Wednesday's Wall Street Journal carried a superb essay by Dr. Fouad Ajami, one of the foremost scholars on the Middle East, on the impact of Sunday's Iraqi elections:

On the morning after Iraq's elections, we now know, the insurgents will still be with us. And there will remain that denial among broad segments of the Arab intellectual and political elites, their stubborn belief that these elections are but an American veneer over Iraq's mayhem. We shall not be able to convince people with no democratic experience that Iraq is on the cusp of a new history. We shall have to look past those who call up the specter of the Shiite bogeyman and dismiss these elections as the first step toward a Shia theocracy. But set this election for a National Assembly against the background of Iraq's historical torment--and against the background of an Arab world thrashing about for a new political way--and one is forgiven the sense that Jan. 30 is a signal day in Iraqi history.

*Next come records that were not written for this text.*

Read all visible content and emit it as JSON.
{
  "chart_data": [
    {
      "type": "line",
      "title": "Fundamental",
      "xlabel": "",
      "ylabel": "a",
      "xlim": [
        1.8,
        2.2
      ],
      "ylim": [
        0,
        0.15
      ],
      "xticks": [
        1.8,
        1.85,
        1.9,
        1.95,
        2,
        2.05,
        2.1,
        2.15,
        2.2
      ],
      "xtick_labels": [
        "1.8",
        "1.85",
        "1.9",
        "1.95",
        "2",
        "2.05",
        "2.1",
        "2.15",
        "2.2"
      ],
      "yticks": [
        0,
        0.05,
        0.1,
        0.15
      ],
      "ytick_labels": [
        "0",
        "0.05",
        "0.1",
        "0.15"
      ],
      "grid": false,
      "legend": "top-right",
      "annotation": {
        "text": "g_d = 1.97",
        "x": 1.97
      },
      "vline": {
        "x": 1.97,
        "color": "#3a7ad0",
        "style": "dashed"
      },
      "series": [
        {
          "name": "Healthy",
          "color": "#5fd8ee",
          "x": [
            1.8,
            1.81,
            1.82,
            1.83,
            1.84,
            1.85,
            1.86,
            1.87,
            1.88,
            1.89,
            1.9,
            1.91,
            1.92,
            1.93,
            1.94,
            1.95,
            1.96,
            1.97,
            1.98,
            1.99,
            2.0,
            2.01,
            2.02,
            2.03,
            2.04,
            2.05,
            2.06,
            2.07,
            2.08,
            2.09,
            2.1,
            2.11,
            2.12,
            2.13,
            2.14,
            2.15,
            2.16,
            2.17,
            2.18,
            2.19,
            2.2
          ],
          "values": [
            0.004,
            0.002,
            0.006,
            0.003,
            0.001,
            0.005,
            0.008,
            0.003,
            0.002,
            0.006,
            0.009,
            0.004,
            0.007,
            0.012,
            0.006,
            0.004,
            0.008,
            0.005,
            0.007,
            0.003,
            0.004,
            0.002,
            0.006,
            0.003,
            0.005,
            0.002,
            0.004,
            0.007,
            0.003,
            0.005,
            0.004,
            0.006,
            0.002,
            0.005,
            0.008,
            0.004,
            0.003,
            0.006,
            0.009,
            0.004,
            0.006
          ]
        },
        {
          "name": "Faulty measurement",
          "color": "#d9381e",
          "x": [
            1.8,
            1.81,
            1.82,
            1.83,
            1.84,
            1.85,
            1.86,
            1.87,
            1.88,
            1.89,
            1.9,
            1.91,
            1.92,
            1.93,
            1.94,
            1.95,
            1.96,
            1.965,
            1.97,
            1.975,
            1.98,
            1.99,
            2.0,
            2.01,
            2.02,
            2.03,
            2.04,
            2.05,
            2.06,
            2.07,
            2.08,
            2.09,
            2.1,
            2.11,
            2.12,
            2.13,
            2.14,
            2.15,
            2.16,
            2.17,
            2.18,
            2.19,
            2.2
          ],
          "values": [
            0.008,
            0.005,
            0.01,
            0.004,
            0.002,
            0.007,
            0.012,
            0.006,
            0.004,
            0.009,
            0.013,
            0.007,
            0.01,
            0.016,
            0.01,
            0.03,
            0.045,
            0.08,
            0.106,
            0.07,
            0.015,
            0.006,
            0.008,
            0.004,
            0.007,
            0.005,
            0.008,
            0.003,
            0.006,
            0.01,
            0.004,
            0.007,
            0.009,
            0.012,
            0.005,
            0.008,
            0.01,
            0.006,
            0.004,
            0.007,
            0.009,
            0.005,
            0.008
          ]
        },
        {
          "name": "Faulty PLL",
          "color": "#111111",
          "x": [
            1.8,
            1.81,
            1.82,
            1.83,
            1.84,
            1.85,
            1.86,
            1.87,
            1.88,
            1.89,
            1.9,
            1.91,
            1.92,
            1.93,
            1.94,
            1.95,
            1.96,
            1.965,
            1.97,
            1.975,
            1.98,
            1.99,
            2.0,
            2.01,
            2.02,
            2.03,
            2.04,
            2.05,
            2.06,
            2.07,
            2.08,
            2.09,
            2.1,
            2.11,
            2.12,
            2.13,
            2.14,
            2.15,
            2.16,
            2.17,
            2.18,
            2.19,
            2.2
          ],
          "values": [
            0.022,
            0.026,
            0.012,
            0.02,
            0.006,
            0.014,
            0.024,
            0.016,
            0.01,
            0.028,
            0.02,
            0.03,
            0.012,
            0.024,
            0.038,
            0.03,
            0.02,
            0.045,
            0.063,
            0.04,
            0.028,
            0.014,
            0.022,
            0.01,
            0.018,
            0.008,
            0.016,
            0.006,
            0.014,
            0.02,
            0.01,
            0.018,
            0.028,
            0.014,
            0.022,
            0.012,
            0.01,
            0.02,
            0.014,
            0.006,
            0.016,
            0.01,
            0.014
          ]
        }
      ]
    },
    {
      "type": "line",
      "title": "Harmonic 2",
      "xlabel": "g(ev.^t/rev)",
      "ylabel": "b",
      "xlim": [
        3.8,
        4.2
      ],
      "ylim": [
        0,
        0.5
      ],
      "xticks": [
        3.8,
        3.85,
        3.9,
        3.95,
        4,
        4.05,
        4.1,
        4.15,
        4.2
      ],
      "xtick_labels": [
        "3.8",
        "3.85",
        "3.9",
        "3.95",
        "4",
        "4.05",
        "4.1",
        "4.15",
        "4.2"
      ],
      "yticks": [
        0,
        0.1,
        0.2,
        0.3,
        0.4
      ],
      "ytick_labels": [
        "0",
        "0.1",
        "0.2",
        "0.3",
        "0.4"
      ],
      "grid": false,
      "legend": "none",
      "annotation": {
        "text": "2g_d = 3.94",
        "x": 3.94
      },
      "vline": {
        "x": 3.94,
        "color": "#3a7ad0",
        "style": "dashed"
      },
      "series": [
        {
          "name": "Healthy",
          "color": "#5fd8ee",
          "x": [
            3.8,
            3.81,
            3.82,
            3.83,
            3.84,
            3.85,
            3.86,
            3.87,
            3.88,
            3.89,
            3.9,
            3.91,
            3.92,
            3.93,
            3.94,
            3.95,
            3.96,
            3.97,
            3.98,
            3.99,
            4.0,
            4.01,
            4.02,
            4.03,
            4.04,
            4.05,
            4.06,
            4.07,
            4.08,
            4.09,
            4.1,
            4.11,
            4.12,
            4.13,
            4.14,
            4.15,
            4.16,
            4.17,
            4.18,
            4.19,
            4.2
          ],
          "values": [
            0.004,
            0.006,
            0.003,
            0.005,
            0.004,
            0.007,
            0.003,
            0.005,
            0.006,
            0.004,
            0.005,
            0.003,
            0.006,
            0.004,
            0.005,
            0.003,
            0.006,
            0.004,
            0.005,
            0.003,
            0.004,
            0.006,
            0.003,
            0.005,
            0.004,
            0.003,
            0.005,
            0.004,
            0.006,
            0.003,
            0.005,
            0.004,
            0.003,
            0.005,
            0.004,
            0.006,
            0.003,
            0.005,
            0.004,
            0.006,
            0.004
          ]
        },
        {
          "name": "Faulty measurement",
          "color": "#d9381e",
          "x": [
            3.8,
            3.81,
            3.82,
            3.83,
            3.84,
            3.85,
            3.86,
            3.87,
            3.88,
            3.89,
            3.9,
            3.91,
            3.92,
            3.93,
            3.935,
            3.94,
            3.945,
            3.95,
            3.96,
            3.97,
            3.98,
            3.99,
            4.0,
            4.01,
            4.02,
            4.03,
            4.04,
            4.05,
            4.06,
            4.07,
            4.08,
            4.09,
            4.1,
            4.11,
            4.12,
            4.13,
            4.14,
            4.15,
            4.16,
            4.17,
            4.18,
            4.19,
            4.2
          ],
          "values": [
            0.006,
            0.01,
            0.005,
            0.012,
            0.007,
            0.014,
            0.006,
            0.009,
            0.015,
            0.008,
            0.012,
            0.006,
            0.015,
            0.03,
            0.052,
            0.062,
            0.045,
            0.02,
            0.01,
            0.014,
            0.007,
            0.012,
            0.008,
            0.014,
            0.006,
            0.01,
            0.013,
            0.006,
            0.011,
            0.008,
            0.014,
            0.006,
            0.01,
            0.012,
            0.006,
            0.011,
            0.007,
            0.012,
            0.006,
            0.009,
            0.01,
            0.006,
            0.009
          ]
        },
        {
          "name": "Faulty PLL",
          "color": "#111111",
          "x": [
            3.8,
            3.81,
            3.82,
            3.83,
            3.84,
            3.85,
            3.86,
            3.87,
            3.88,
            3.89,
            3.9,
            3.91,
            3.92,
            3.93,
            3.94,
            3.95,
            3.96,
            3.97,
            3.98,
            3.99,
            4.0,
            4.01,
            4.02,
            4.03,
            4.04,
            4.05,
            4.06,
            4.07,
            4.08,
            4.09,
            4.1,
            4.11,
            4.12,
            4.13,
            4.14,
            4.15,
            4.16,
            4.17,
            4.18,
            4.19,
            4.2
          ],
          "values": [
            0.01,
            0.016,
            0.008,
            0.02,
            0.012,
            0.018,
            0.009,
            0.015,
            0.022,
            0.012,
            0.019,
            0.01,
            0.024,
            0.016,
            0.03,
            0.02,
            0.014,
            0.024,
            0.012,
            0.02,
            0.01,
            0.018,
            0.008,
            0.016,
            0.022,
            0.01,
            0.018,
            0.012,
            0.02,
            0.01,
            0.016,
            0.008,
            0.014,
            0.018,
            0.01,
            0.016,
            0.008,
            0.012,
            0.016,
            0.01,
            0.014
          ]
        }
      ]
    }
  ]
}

I found this passage to be especially meaningful:

Leave aside American liberalism's hostility to this venture and consider the multitudes of America's critics in Arab and European intellectual circles. It is they today who propagate a view of peoples and nations fit--and unfit--for democracy. It is they who speak of Iraq's "innate" violence. For their part, the men and women in Iraq--who make their way to the ballot box, past the perpetrators of terror--will be witnesses to the appeal of liberty. In their condescension, people given to dismissing these elections say that Iraq is the wrong place for a "Jeffersonian democracy." (Forgive the emptiness of that remark, for America itself is more of a Hamiltonian creation, but that is another matter.) No Jeffersonianism is needed here. A kind of wisdom has been given ordinary Iraqis--an eagerness to be rid of the culture of statues and informers and terror. It takes no literacy in the writings of Mill and Locke to know the self-respect that comes with choosing one's rulers. Though it would not be precisely accurate to speak of the "restoration" of democracy in Iraq, older Iraqis have a memory of a more merciful history. Now Iraq has to be rehabilitated. These elections--flawed, taking place alongside a raging insurgency--are part of the rehabilitation of this deeply wounded country.